When characters with demonic additions deal with nonevil NPCs, they take a −6 circumstance penalty on all Charisma-based checks, such as Diplomacy and Bluff.

(Book of Vile Darkness, pg. 120)

While obviously very similar to your quotation, the exact quotation you offer, referring to “fiendish graft” instead of “demonic addition,” is in Fiend Folio on page 210.

Everything in this answer applies equally well to the Book of Vile Darkness (both are “3.25e” books as discussed below) and the demonic additions of the infernal graft machine (the slight differences in wording of the penalty don’t change anything), but I’m going to refer to Fiend Folio and fiendish grafts, instead, since Fiend Folio is the more substantial source on this subject.

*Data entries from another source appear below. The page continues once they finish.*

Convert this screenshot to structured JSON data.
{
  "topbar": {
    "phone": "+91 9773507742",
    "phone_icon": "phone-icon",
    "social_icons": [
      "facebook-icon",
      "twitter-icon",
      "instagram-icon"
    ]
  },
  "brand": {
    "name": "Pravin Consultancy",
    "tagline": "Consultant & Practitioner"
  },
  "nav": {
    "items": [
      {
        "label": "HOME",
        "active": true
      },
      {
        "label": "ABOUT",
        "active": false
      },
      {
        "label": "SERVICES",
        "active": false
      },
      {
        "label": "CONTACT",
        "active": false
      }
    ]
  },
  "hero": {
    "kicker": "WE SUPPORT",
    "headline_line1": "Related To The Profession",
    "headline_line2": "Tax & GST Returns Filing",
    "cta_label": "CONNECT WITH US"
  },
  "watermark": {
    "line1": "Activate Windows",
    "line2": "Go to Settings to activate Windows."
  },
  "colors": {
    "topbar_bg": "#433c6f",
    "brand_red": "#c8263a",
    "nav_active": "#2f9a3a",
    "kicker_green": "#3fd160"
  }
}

Some things to keep in mind here:

  1. Fiend Folio is considerably older than Tome of Magic, so there was no possibility that they considered binding checks when they wrote this rule.

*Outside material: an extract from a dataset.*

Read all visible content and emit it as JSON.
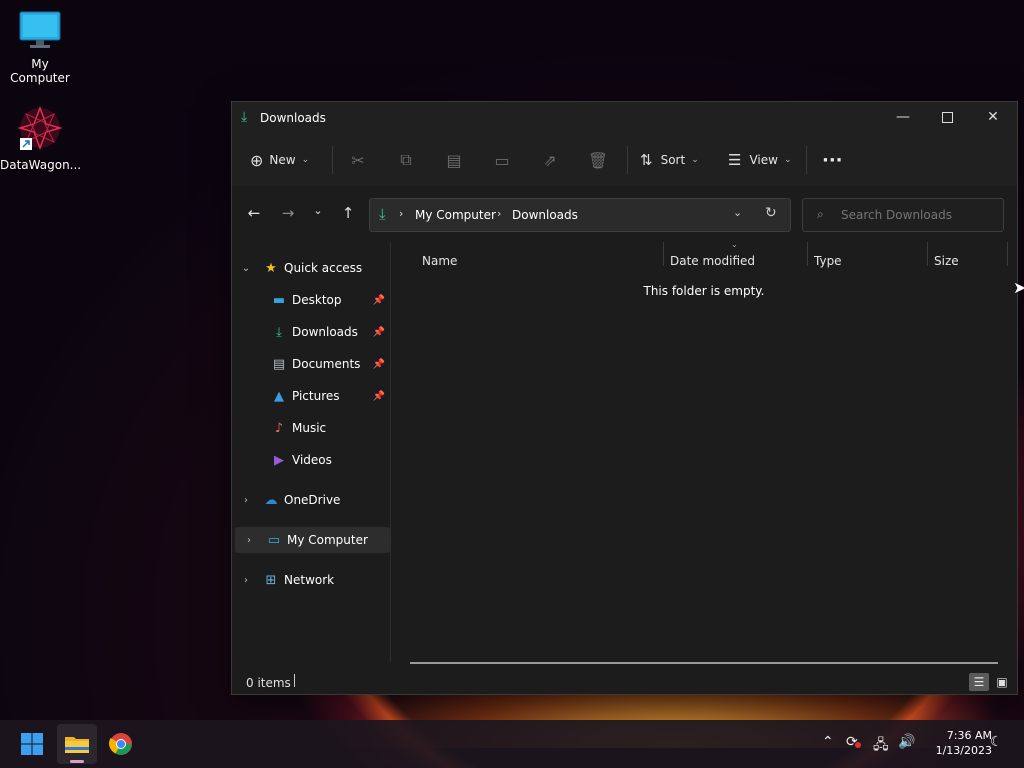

  2. Fiend Folio also predates 3.5e itself, even though it is nominally a 3.5e supplement. Such supplements are often referred to as “3.25e” and frequently have issues where they do not fully reflect the final rules of 3.5e. I have no evidence that is the case here, but something to consider.

  3. The penalty doesn't apply to all Charisma checks relating to nonevil NPCs, but to “interacting” with them. What does interacting mean in this context? “Diplomacy, Bluff, and so on.”

What we basically have here is that there wasn’t any defined game term that referred to exactly what they wanted, and didn’t include anything else. So they tried to describe the kind of thing they had in mind, hoping that it would work as an “I know it when I see it” situation, but it never really did. For instance, if someone bedecked in fiendish grafts cast planar binding on a celestial, should that person take a penalty on the Charisma check to compel the celestial to do something? I can very easily see that going either way, and I’m sure the penalty applies at some tables and not at others.

The binding check made when forging a pact with a vestige might be similar to planar binding, so that question has relevance here. But the are also some significant additional concerns: does a vestige count as “nonevil”? And does it count as an NPC?

These are questions because vestiges do not actually exist. They are not a part of (this) reality, and they rely on binders to share in their existence. Thus, while Naberius certainly isn't evil, it isn't good, lawful, chaotic, or even neutral, either—and in context, “nonevil” here reads to me as “of an alignment that isn’t evil,” while vestiges are of no alignment—not even neutral. Likewise, while they are certainly controlled by the DM, and not by players, it is difficult to describe them as “characters,” per se. They don’t exist.

The long and the short of it is, the rules here are unclear. But the lore is crystal clear: no vestige is going to care even slightly what fiendish grafts you have or how they may or may not have “twisted” your personality. The penalty definitely should not apply.